Clinical Epidemiology Program, Ottawa Hospital Research Institute, 501 Smyth Road, K1H 8M2, Ottawa, Canada.
School of Epidemiology and Public Health, University of Ottawa, Ottawa, Canada.
BMC Public Health. 2023 Apr 25;23(1):768. doi: 10.1186/s12889-023-15424-1.
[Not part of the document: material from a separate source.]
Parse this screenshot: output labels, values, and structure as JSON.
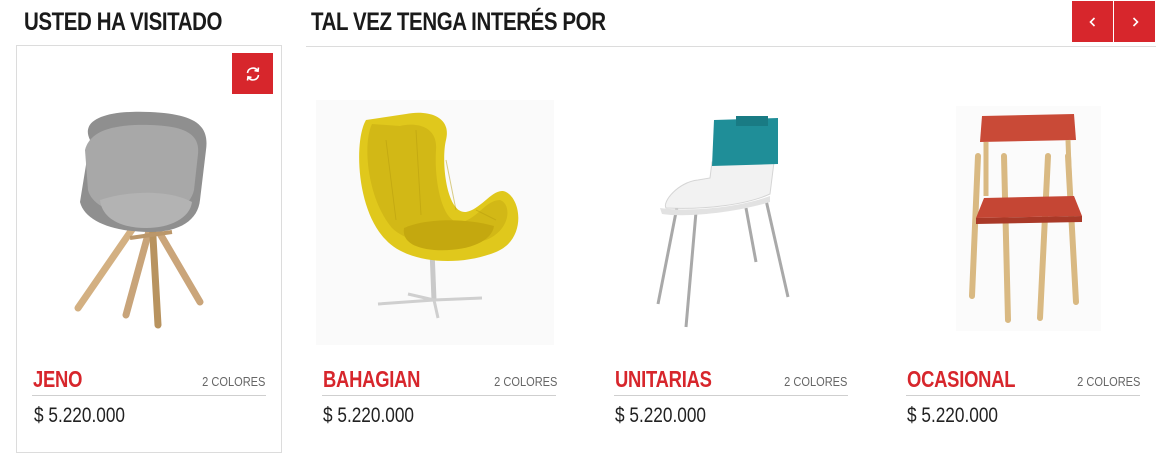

Canada has incrementally reduced restrictions to blood and plasma donation that impact men who have sex with men, gay, bisexual, and queer men, and some Two Spirit, transgender and non-binary individuals (MSM/2SGBTQ+). Prior to the launch of a pilot program in 2021 enabling some MSM/2SGBTQ + to donate source plasma, we explored the acceptability of the program among individuals who could become eligible to donate in the program.
We invited men identifying as MSM/2SGBTQ + to participate in two consecutive semi-structured interviews to explore their views on blood and plasma donation policy, plasma donation, and the proposed Canadian plasma donation program. Interview transcripts were analyzed thematically and acceptability-related themes were mapped onto the Theoretical Framework of Acceptability.
Twenty-seven men identifying as having sex with men participated in 53 interviews. Eighteen themes were mapped onto the seven construct domains of the Theoretical Framework of Acceptability. Underlying all aspects of acceptability was a tension between four primary values influencing participants' views: altruism, equity, supply sufficiency, and evidence-based policy. The program was viewed as welcome progress on a discriminatory policy, with many excited to participate, yet tension with inequitable aspects of the program undermined support for the program and interest to contribute to it. The high demands of the program are unique for MSM/2SGBTQ + and are only tolerable as part of a program that is an incremental and instrumental step to more equitable donation policies.
Findings highlight past experiences of exclusion in Canada as a unique and critical part of the context of the donation experience among MSM/2SGBTQ+. Despite the program's goals of greater inclusivity of MSM/2SGBTQ + individuals, the anticipated experience of the program included continued stigmatization and inequities. Future research should seek to understand the experienced views of MSM/2SGBTQ + donors to ensure that as policies change, policies are implemented equitably.
加拿大逐步放宽了对男男性行为者、同性恋、双性恋和酷儿男性以及一些双灵人、跨性别和非二元性别个体(MSM/2SGBTQ+)的血液和血浆捐献限制。在 2021 年启动一项试点计划之前,该计划允许一些 MSM/2SGBTQ+ 捐献源血浆,我们在计划中可能有资格捐献的个人中探讨了该计划的可接受性。
我们邀请自认为是 MSM/2SGBTQ+ 的男性参加连续两次半结构化访谈,以探讨他们对血液和血浆捐献政策、血浆捐献以及拟议中的加拿大血浆捐献计划的看法。访谈记录进行了主题分析,并将与可接受性相关的主题映射到可接受性的理论框架上。
27 名自认为有性行为的男性参加了 53 次访谈。18 个主题被映射到可接受性理论框架的七个结构域。可接受性的所有方面都受到四个主要价值观的影响:利他主义、公平、供应充足和循证政策。该计划被视为对歧视性政策的可喜进展,许多人对此感到兴奋并愿意参与,但该计划与不公平方面的冲突削弱了对该计划的支持和对其做出贡献的兴趣。该计划对 MSM/2SGBTQ+ 的高要求是独一无二的,只有作为更公平的捐赠政策的渐进和工具性步骤的一部分,才能容忍这些要求。
研究结果强调了加拿大过去在排除 MSM/2SGBTQ+方面的经验,这是 MSM/2SGBTQ+ 捐赠经历背景中的一个独特而关键的部分。尽管该计划的目标是让更多的 MSM/2SGBTQ+ 个人参与,但预计该计划的实施将包括持续的污名化和不平等。未来的研究应该寻求理解 MSM/2SGBTQ+ 捐赠者的实际观点,以确保随着政策的变化,政策得到公平实施。